My MySpace page is now all gussied up, just for you.
UPDATE: Oh, bleargh. Now I feel all icky.
To expand ad sales, especially to big brands, Mr. Levinsohn plans to supplement the MySpace staff with a second sales force linked to the Fox TV sales department. He wants to expand one of Mr. DeWolfe's advertising ideas — turning advertisers into members of the MySpace community, with their own profiles, like the teenagers' — so that the young people who often spend hours each day on MySpace can become "friends" with movies, cellphone companies and even deodorants.

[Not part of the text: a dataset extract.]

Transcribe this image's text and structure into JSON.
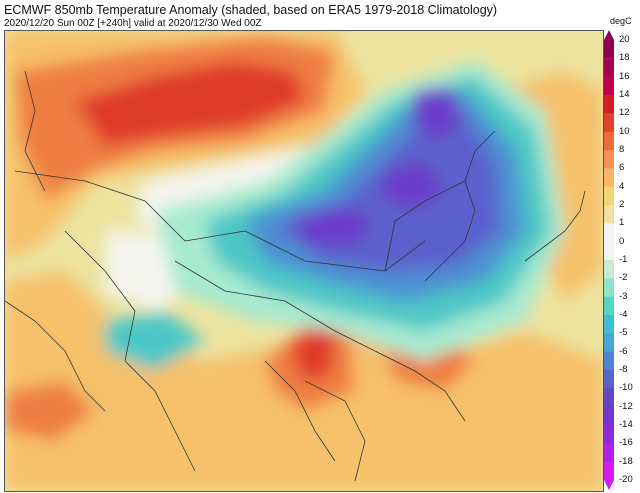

Young people can link to the profiles set up for these goods and services, as they would to real friends, and these commercial "friends" can even send them messages — ads, really, but of a whole new kind.[...]
And, for now, Mr. DeWolfe and Mr. Anderson say they are happy working for the News Corporation and Mr. Murdoch, its 75-year-old chairman and chief executive. "Rupert Murdoch blew me away," Mr. DeWolfe said. "He really understands what youth is doing today."
Remember: Tom is not your friend.
UPDATE 2: What'd I say?
Are you kidding? Who *doesn't* want to be friends with a deodorant?
Posted by: mwanji | 25 April 2006 at 08:59 AM
I love mister deodorant. woo hooo...
Will you be myspace pal mister deodorant?
Posted by: squashed | 25 April 2006 at 10:11 PM
Well, 100,000 people made friends with an animated hamburger. And 100,000 MySpace/Burger fans can't be wrong!